The events of that fateful day in 2017 keep replaying in his mind's eye: The emergency phone call from his son's friend telling him Ruan had been badly hurt and wasn't breathing; and Rynand Joubert's own shock at seeing his son's motionless body in the Mediclinic Gariep Hospital in Kimberley, Northern Cape.

A motorbike accident in July 2017 has stripped him of all his dreams for his son after Ruan was left him with a severe brain injury.

The prognosis is dire: Ruan (21) will never completely recover from his brain injuries, doctors told Joubert.

But the Jouberts aren’t ready to give up hope.

"From the beginning, we've refused to believe there’s no hope for recovery," Joubert told YOU.

"And we're grateful we didn’t abandon hope.
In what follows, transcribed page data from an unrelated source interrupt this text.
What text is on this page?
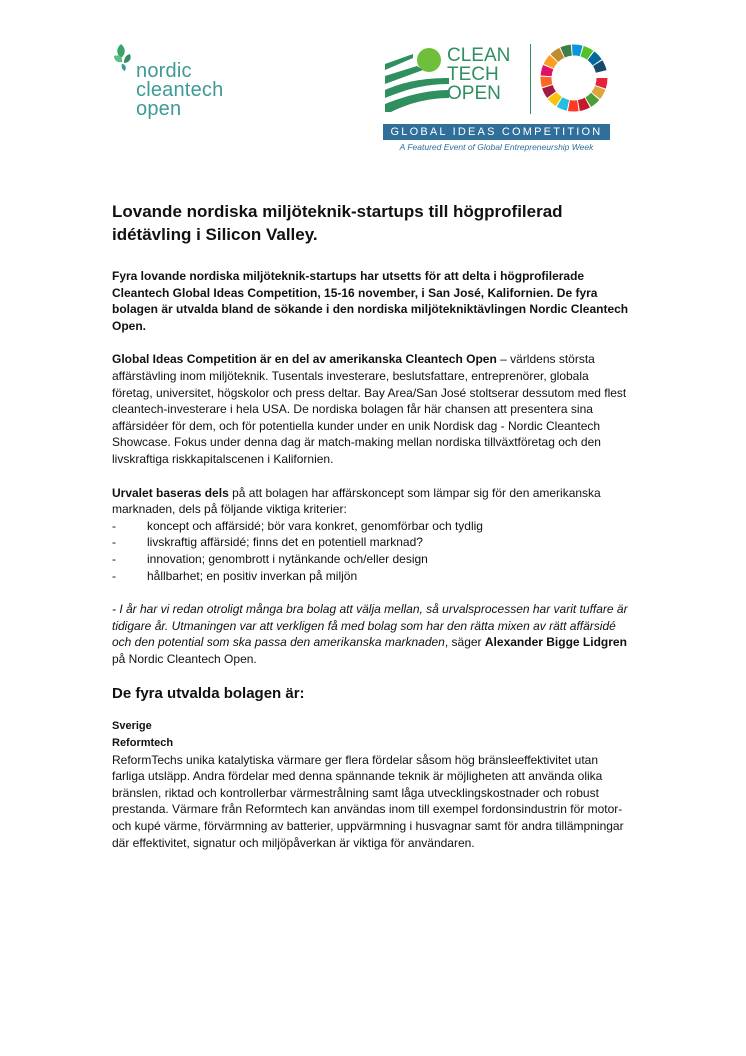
nordic
cleantech
open
CLEAN
TECH
OPEN
GLOBAL IDEAS COMPETITION
A Featured Event of Global Entrepreneurship Week
Lovande nordiska miljöteknik-startups till högprofilerad idétävling i Silicon Valley.

Fyra lovande nordiska miljöteknik-startups har utsetts för att delta i högprofilerade Cleantech Global Ideas Competition, 15-16 november, i San José, Kalifornien. De fyra bolagen är utvalda bland de sökande i den nordiska miljötekniktävlingen Nordic Cleantech Open.

Global Ideas Competition är en del av amerikanska Cleantech Open – världens största affärstävling inom miljöteknik. Tusentals investerare, beslutsfattare, entreprenörer, globala företag, universitet, högskolor och press deltar. Bay Area/San José stoltserar dessutom med flest cleantech-investerare i hela USA. De nordiska bolagen får här chansen att presentera sina affärsidéer för dem, och för potentiella kunder under en unik Nordisk dag - Nordic Cleantech Showcase. Fokus under denna dag är match-making mellan nordiska tillväxtföretag och den livskraftiga riskkapitalscenen i Kalifornien.

Urvalet baseras dels på att bolagen har affärskoncept som lämpar sig för den amerikanska marknaden, dels på följande viktiga kriterier:

-	koncept och affärsidé; bör vara konkret, genomförbar och tydlig
-	livskraftig affärsidé; finns det en potentiell marknad?
-	innovation; genombrott i nytänkande och/eller design
-	hållbarhet; en positiv inverkan på miljön

- I år har vi redan otroligt många bra bolag att välja mellan, så urvalsprocessen har varit tuffare är tidigare år. Utmaningen var att verkligen få med bolag som har den rätta mixen av rätt affärsidé och den potential som ska passa den amerikanska marknaden, säger Alexander Bigge Lidgren på Nordic Cleantech Open.

De fyra utvalda bolagen är:

Sverige

Reformtech

ReformTechs unika katalytiska värmare ger flera fördelar såsom hög bränsleeffektivitet utan farliga utsläpp. Andra fördelar med denna spännande teknik är möjligheten att använda olika bränslen, riktad och kontrollerbar värmestrålning samt låga utvecklingskostnader och robust prestanda. Värmare från Reformtech kan användas inom till exempel fordonsindustrin för motor- och kupé värme, förvärmning av batterier, uppvärmning i husvagnar samt för andra tillämpningar där effektivitet, signatur och miljöpåverkan är viktiga för användaren.
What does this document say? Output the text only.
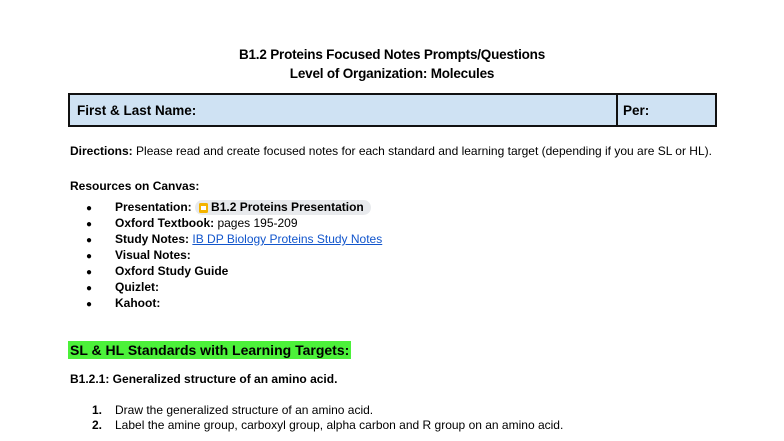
B1.2 Proteins Focused Notes Prompts/Questions
Level of Organization: Molecules
First & Last Name:	Per:
Directions: Please read and create focused notes for each standard and learning target (depending if you are SL or HL).
Resources on Canvas:
● Presentation: B1.2 Proteins Presentation
● Oxford Textbook: pages 195-209
● Study Notes: IB DP Biology Proteins Study Notes
● Visual Notes:
● Oxford Study Guide
● Quizlet:
● Kahoot:
SL & HL Standards with Learning Targets:
B1.2.1: Generalized structure of an amino acid.
1. Draw the generalized structure of an amino acid.
2. Label the amine group, carboxyl group, alpha carbon and R group on an amino acid.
Yes, he's wheelchair-bound and no, he can't do anything for himself, but there are so many signs of hope. He's almost able to chew by himself, he can lift his thumb to show he's okay, he can smile slightly and he’s regaining his stubbornness. So don't ask him to laugh – he'll do it when he wants to," Rynand says.

Earlier in February, after 10 months in Bayswater Care facility in Bloemfontein, Ruan was moved to the family home in Kimberley to live with his parents, Rynand and Liesel. He’s receiving 24-hour care from professional nurses and his family.

He’s still in a semi-vegetative state, which means he reacts and shows signs of movement but, there are few other indications of recovery.

"We felt it was time for him to come home," Joubert says.

Liesel and Joubert would travel from Kimberley to Bloemfontein every weekend to visit their son. Their daughter, Adri, who studies teaching at the University of the Free State, would visit Ruan every day.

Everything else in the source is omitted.